Caerleon was known as Isca in Roman times and was founded in AD 75. (There is a small town Risca in the Ebbw Valley a few miles north of Newport, which may have got its name from this Roman settlement.) The excavated remains of the Roman fortress are one of three legionary fortresses in Britain. Now there is more archaeological evidence to suggest that Isca was in fact a port town on the banks of the Usk. The town was only discovered in 2011 by accident, by students using geophysical equipment in the fields surrounding the fortress. The town is situated between the fortress and the banks of the River Usk.
Archaeologists have found a harbour and wharves, on the Usk and so it seems that Isca (modern-day Caerleon) was much more important in the Roman Empire than had previously been imagined. It could have connected Wales with the Bay of Biscay and the Mediterranean, so it must have been important for trade and for ensuring the legionaries were well supplied.
There are a number of places of interest to visit such as the amphitheatre which could seat the entire Roman legion which was stationed at Isca. It would have held around 6,000 soldiers of the Second Augustan Legion. The National Roman Legion Museum houses many artifacts which were discovered during the many digs which have been undertaken in the area, and my particular favourite museum is the Roman Baths Museum, which shows how the baths were originally used.
It has been suggested that Caerleon was the site of King Arthur’s Camelot, although there are other sites in Britain (Tintagel for one) which also lay claim to being ancient Camelot. It has been visited because of its Roman remains throughout history, and in mediaeval times was visited by Gerald of Wales, perhaps in 1188, when he was recruiting soldiers for the Third Crusade (1189-1192).

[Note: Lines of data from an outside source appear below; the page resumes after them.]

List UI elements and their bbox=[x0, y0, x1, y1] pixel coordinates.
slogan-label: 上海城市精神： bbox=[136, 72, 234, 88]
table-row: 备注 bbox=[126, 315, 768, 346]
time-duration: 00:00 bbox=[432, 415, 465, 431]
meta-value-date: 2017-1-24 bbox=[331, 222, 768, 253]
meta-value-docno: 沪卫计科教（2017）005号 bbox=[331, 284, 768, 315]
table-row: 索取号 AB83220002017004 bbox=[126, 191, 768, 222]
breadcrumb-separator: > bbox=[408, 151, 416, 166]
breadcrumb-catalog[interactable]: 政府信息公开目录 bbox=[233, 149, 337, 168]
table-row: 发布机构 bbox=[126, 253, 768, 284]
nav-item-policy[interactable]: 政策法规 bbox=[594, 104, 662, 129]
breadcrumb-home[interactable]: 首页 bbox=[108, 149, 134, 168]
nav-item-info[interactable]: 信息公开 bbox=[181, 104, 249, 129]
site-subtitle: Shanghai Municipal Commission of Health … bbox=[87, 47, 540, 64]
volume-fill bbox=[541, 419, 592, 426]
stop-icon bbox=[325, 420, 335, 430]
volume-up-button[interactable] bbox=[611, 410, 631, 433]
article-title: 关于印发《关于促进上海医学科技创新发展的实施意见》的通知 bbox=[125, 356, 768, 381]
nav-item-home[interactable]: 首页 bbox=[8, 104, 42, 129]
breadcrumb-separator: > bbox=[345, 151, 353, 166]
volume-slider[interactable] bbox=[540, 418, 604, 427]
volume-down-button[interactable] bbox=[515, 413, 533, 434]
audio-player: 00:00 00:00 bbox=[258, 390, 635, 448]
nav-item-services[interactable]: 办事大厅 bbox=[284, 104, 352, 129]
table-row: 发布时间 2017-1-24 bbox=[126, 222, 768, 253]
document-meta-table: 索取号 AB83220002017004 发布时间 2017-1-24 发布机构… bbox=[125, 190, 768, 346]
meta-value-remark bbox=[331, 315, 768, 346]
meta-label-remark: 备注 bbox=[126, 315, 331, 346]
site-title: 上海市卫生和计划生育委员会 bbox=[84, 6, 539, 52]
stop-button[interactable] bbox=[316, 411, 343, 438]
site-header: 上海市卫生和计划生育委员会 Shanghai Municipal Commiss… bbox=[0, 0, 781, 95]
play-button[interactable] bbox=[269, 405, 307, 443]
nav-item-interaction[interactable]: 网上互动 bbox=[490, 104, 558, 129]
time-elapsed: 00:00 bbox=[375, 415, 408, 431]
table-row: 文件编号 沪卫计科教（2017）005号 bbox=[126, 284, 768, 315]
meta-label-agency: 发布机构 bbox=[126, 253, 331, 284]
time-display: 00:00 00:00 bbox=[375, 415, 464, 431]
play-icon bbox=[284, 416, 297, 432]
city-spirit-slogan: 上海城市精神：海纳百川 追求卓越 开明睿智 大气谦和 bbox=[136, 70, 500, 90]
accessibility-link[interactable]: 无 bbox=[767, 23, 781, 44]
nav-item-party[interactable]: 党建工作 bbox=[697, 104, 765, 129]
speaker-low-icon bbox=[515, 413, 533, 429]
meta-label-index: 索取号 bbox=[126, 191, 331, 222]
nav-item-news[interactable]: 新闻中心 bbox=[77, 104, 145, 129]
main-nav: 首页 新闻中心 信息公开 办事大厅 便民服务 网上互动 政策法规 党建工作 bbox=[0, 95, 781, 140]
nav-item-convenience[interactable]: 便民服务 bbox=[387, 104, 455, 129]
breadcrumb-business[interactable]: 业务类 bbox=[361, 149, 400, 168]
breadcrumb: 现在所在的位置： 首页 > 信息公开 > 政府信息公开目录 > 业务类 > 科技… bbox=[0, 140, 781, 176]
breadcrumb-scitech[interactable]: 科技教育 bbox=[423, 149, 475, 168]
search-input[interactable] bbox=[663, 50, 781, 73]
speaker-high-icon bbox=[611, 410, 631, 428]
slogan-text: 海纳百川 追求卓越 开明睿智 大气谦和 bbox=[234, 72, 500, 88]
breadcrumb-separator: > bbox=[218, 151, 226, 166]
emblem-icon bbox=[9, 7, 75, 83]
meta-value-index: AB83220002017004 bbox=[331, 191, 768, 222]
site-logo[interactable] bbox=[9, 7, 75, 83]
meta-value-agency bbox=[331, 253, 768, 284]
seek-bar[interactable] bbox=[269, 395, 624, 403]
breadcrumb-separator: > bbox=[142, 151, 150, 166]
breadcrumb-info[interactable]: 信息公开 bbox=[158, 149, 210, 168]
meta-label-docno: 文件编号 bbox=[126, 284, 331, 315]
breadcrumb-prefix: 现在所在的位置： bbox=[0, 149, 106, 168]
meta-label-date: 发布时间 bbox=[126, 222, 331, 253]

The Domesday Book (1086) records that there was a castle at Caerleon, but that was probably a simple wooden tower on a fortified mound – a motte and bailey castle. Of course, it is also possible that it was built partly, at least with stone from the Roman ruins. It was also listed in 830 AD by Nennius as Cair Lion, one of Britain’s 33 cities at that time.
There are reenactments of Roman battles in summer and hands-on experiences for kids all year-round, so this makes it a very interesting and entertaining family day out.
The modern town of Caerleon is a sleepy place during the day, but it has good restaurants including The Priory and the Hanbury Arms, both within easy access of the archaeological sites. For souvenirs, go to the Ffwrwm courtyard and if you need to after the morning’s excursions and exertion, have some refreshments there. There is also an art gallery in the town which mounts exhibitions of the works of local artists.